По крайней мере так считала Амалия до той ночи, когда она, привлеченная криками и шумом, нашла свекровь мечущейся по кровати, мокрой от пота и запутавшейся в простынях. Все окна в спальне была наглухо закрыты, чтобы ни один сквозняк не проник внутрь, а сама Мами была закутана во фланелевый капот с закрытым воротом и длинными рукавами. Выглядела она ужасно: мокрые волосы всклокочены, лицо от духоты и жары покрылось испариной.
Поставив свечу на тумбочку, Амалия настежь распахнула окна, впустив в комнату струю свежего ночного воздуха, потом, откинув противомоскитную сетку, взялась за одеяло. Наклонившись над свекровью, она слегка потрясла ее за плечо. Мами проснулась, но, увидев Амалию, вздрогнула, потом зарылась лицом в подушки и закрыла глаза.
— Мами, вы меня слышите? — спросила Амалия.
— О да… это ты? — пробормотала старуха, зарываясь еще глубже в подушки.
— Вы что, собираетесь свариться заживо или задохнуться?
— Ты, ты не понимаешь… так лучше.
— Я отказываюсь это понимать. Если что-то причиняет неудобства и мешает выздоровлению, необходимо срочно принять меры. — С этими словами Амалия протянула руки, чтобы закатать рукава ночной рубашки и расстегнуть ворот.
— Не смей! — вскрикнула Мами.
Амалия удивленно уставилась на свекровь: столь странная реакция потрясла ее и обеспокоила.
— Я хотела только помочь…
— Позволь мне… я сама знаю, что мне лучше… пожалуйста. — Слова сбивчиво слетали с ее губ, казалось, что старуха бредит.
— Конечно, конечно, простите меня. — Амалия отдернула руку, и при этом что-то твердое, находившееся под фланелью ночной рубашки, оцарапало ей пальцы.
— Что это? Что на вас надето? — удивилась Амалия, ощупывая грудь свекрови.
— Ничего особенного, — проворчала старуха.
— Не может быть! Это же власяница! — Наконец осенило Амалию. — О, Мами, зачем это?
Она знала, что подобную одежду из конского волоса носят для покаяния члены религиозных сект, но сама ее никогда не видела. Неудобная колючая волосяная рубаха в летний зной превращалась в орудие пытки.
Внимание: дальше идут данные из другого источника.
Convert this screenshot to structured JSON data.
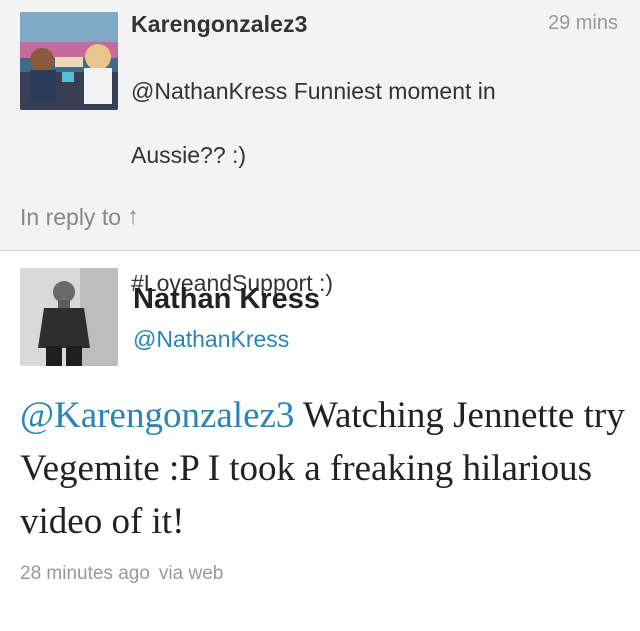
{
  "reply": {
    "username": "Karengonzalez3",
    "time": "29 mins",
    "text_line1": "@NathanKress Funniest moment in",
    "text_line2": "Aussie?? :)",
    "text_line3": "",
    "text_line4": "#LoveandSupport :)",
    "in_reply_label": "In reply to",
    "in_reply_arrow": "↑",
    "avatar_icon": "profile-photo"
  },
  "tweet": {
    "name": "Nathan Kress",
    "handle": "@NathanKress",
    "mention": "@Karengonzalez3",
    "text": " Watching Jennette try Vegemite :P I took a freaking hilarious video of it!",
    "timestamp": "28 minutes ago",
    "source": "via web",
    "avatar_icon": "profile-photo"
  },
  "colors": {
    "link": "#2a85b5",
    "reply_bg": "#f3f3f3",
    "meta_gray": "#999999"
  }
}
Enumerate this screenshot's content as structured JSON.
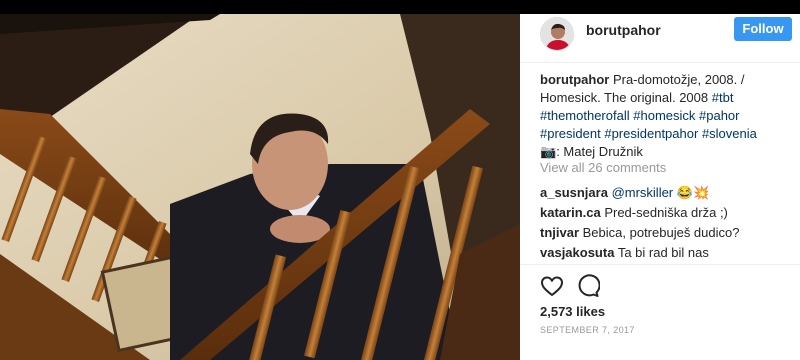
{
  "post": {
    "username": "borutpahor",
    "follow_label": "Follow",
    "caption_text": "Pra-domotožje, 2008. / Homesick. The original. 2008",
    "hashtags_line1": [
      "#tbt"
    ],
    "hashtags_line2": [
      "#themotherofall",
      "#homesick",
      "#pahor"
    ],
    "hashtags_line3": [
      "#president",
      "#presidentpahor",
      "#slovenia"
    ],
    "photo_credit_icon": "camera-emoji",
    "photo_credit": ": Matej Družnik",
    "view_all_comments": "View all 26 comments",
    "likes": "2,573 likes",
    "date": "September 7, 2017"
  },
  "comments": [
    {
      "user": "a_susnjara",
      "mention": "@mrskiller",
      "text": "😂💥"
    },
    {
      "user": "katarin.ca",
      "mention": "",
      "text": "Pred-sedniška drža ;)"
    },
    {
      "user": "tnjivar",
      "mention": "",
      "text": "Bebica, potrebuješ dudico?"
    },
    {
      "user": "vasjakosuta",
      "mention": "",
      "text": "Ta bi rad bil nas"
    }
  ],
  "icons": {
    "like": "heart-icon",
    "comment": "comment-bubble-icon"
  },
  "colors": {
    "accent": "#3897f0",
    "hashtag": "#003569",
    "muted": "#999999"
  }
}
Обнаружить такое на женщине, которая только-только начала отходить от шока, было невыносимо.
— Это… не твое дело. Ты никому… слышишь, никому об этом… не скажешь.
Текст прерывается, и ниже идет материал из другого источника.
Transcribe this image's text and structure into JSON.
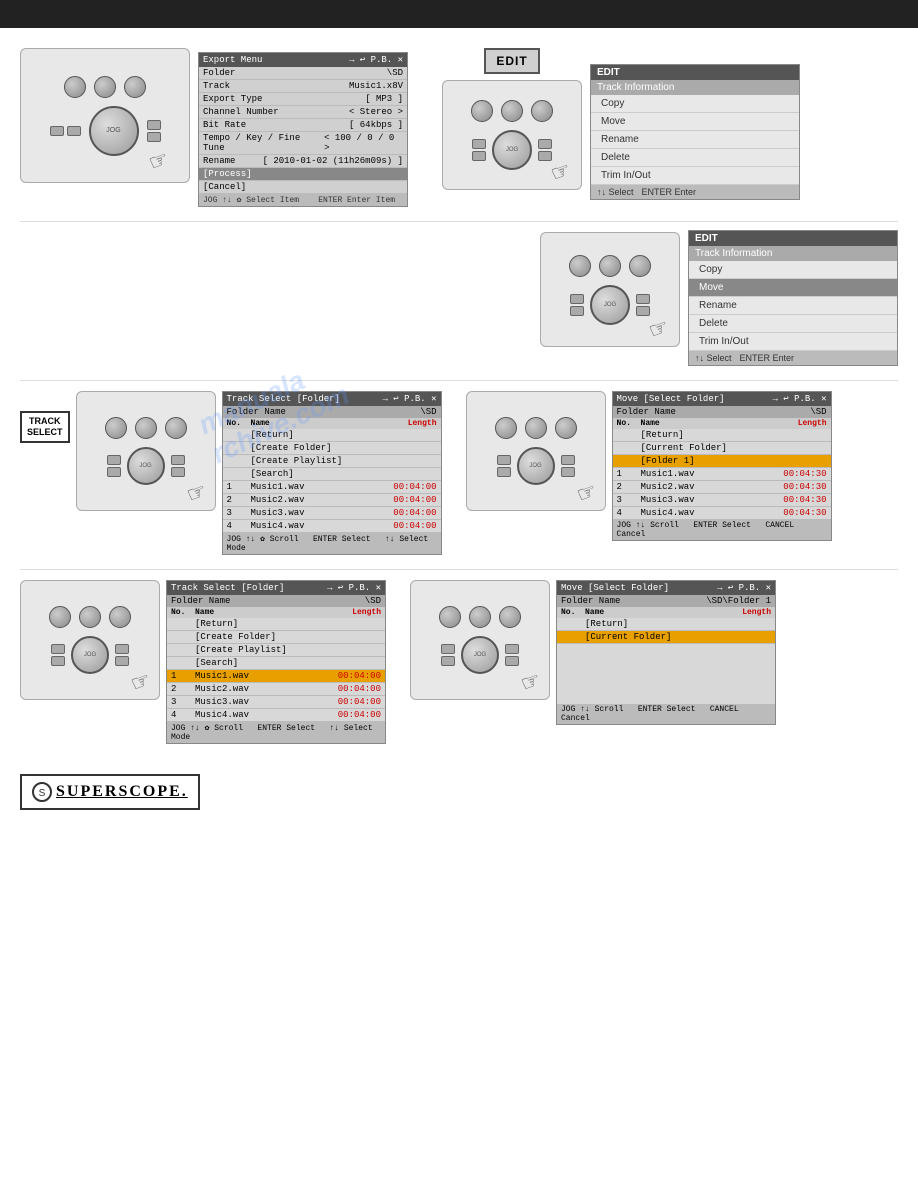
{
  "topBar": {
    "color": "#222"
  },
  "watermark": "manualarchi ve.com",
  "sections": {
    "section1": {
      "exportMenu": {
        "title": "Export Menu",
        "arrows": "→  ↩  P.B.  ✕",
        "rows": [
          {
            "label": "Folder",
            "value": "\\SD"
          },
          {
            "label": "Track",
            "value": "Music1.x8V"
          },
          {
            "label": "Export Type",
            "value": "[ MP3 ]"
          },
          {
            "label": "Channel Number",
            "value": "< Stereo >"
          },
          {
            "label": "Bit Rate",
            "value": "[ 64kbps ]"
          },
          {
            "label": "Tempo / Key / Fine Tune",
            "value": "< 100 / 0 / 0 >"
          },
          {
            "label": "Rename",
            "value": "[ 2010-01-02 (11h26m09s) ]"
          }
        ],
        "process": "[Process]",
        "cancel": "[Cancel]",
        "footer": "JOG ↑↓ ✿ Select Item    ENTER Enter Item"
      },
      "editMenu1": {
        "title": "EDIT",
        "subtitle": "Track Information",
        "items": [
          "Copy",
          "Move",
          "Rename",
          "Delete",
          "Trim In/Out"
        ],
        "footer": "↑↓ Select    ENTER Enter",
        "highlighted": ""
      }
    },
    "section2": {
      "editMenu2": {
        "title": "EDIT",
        "subtitle": "Track Information",
        "items": [
          "Copy",
          "Move",
          "Rename",
          "Delete",
          "Trim In/Out"
        ],
        "footer": "↑↓ Select    ENTER Enter",
        "highlighted": "Move"
      }
    },
    "section3": {
      "trackSelectPanel": {
        "title": "Track Select [Folder]",
        "arrows": "→  ↩  P.B.  ✕",
        "folderLabel": "Folder Name",
        "folderValue": "\\SD",
        "cols": {
          "no": "No.",
          "name": "Name",
          "length": "Length"
        },
        "rows": [
          {
            "no": "",
            "name": "[Return]",
            "length": ""
          },
          {
            "no": "",
            "name": "[Create Folder]",
            "length": ""
          },
          {
            "no": "",
            "name": "[Create Playlist]",
            "length": ""
          },
          {
            "no": "",
            "name": "[Search]",
            "length": ""
          },
          {
            "no": "1",
            "name": "Music1.wav",
            "length": "00:04:00"
          },
          {
            "no": "2",
            "name": "Music2.wav",
            "length": "00:04:00"
          },
          {
            "no": "3",
            "name": "Music3.wav",
            "length": "00:04:00"
          },
          {
            "no": "4",
            "name": "Music4.wav",
            "length": "00:04:00"
          }
        ],
        "footer": "JOG ↑↓ ✿ Scroll    ENTER Select    ↑↓ Select Mode"
      },
      "movePanel1": {
        "title": "Move [Select Folder]",
        "arrows": "→  ↩  P.B.  ✕",
        "folderLabel": "Folder Name",
        "folderValue": "\\SD",
        "cols": {
          "no": "No.",
          "name": "Name",
          "length": "Length"
        },
        "rows": [
          {
            "no": "",
            "name": "[Return]",
            "length": "",
            "hl": false
          },
          {
            "no": "",
            "name": "[Current Folder]",
            "length": "",
            "hl": false
          },
          {
            "no": "",
            "name": "[Folder 1]",
            "length": "",
            "hl": true
          },
          {
            "no": "1",
            "name": "Music1.wav",
            "length": "00:04:30",
            "hl": false
          },
          {
            "no": "2",
            "name": "Music2.wav",
            "length": "00:04:30",
            "hl": false
          },
          {
            "no": "3",
            "name": "Music3.wav",
            "length": "00:04:30",
            "hl": false
          },
          {
            "no": "4",
            "name": "Music4.wav",
            "length": "00:04:30",
            "hl": false
          }
        ],
        "footer": "JOG ↑↓ Scroll    ENTER Select    CANCEL Cancel"
      }
    },
    "section4": {
      "trackSelectPanel2": {
        "title": "Track Select [Folder]",
        "arrows": "→  ↩  P.B.  ✕",
        "folderLabel": "Folder Name",
        "folderValue": "\\SD",
        "cols": {
          "no": "No.",
          "name": "Name",
          "length": "Length"
        },
        "rows": [
          {
            "no": "",
            "name": "[Return]",
            "length": "",
            "hl": false
          },
          {
            "no": "",
            "name": "[Create Folder]",
            "length": "",
            "hl": false
          },
          {
            "no": "",
            "name": "[Create Playlist]",
            "length": "",
            "hl": false
          },
          {
            "no": "",
            "name": "[Search]",
            "length": "",
            "hl": false
          },
          {
            "no": "1",
            "name": "Music1.wav",
            "length": "00:04:00",
            "hl": true
          },
          {
            "no": "2",
            "name": "Music2.wav",
            "length": "00:04:00",
            "hl": false
          },
          {
            "no": "3",
            "name": "Music3.wav",
            "length": "00:04:00",
            "hl": false
          },
          {
            "no": "4",
            "name": "Music4.wav",
            "length": "00:04:00",
            "hl": false
          }
        ],
        "footer": "JOG ↑↓ ✿ Scroll    ENTER Select    ↑↓ Select Mode"
      },
      "movePanel2": {
        "title": "Move [Select Folder]",
        "arrows": "→  ↩  P.B.  ✕",
        "folderLabel": "Folder Name",
        "folderValue": "\\SD\\Folder 1",
        "cols": {
          "no": "No.",
          "name": "Name",
          "length": "Length"
        },
        "rows": [
          {
            "no": "",
            "name": "[Return]",
            "length": "",
            "hl": false
          },
          {
            "no": "",
            "name": "[Current Folder]",
            "length": "",
            "hl": true
          }
        ],
        "footer": "JOG ↑↓ Scroll    ENTER Select    CANCEL Cancel"
      }
    }
  },
  "trackSelectBadge": "TRACK\nSELECT",
  "logo": "SUPERSCOPE.",
  "editButton": "EDIT"
}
— Но вам нельзя этого делать. Это… это просто безумие.
— Не говори так!
— Что же я, по-вашему, должна сказать?
— Я не думала… — Казалось, старая леди не слышала вопроса. — Я не думала, что ты узнаешь об этом.
— Но так уж получилось, Мами, и теперь я не найду себе покоя, — воскликнула она с жаром. — А я удивляюсь, почему вы плохо спите по ночам?! Так и до лихорадки недалеко. Что же скажет доктор?
— Ничего, потому что ты… ничего не… ни единого слова. Слышишь? Ни единого слова!
Такой настрой Мами пугал Амалию, но она уже привыкла в комнате больной проявлять характер и волю для ее же пользы.
— Я должна! Не обижайтесь. Но я должна! Если вам станет хуже, я себе этого не прощу. Никогда! Более того, именно я буду виновата, если позволю вам так издеваться над собой.
— У меня… свои причины.
— И, как во многих других случаях, это делу не поможет, — вздохнула Амалия. — Ну, пожалуйста, Мами, присядьте и позвольте снять это чудовище.
— Нет! Не настаивай!
Амалия отпрянула.
— Конечно, я не могу заставить вас, но мне кажется, вы бы не хотели, чтобы Роберт попытался уверить вас?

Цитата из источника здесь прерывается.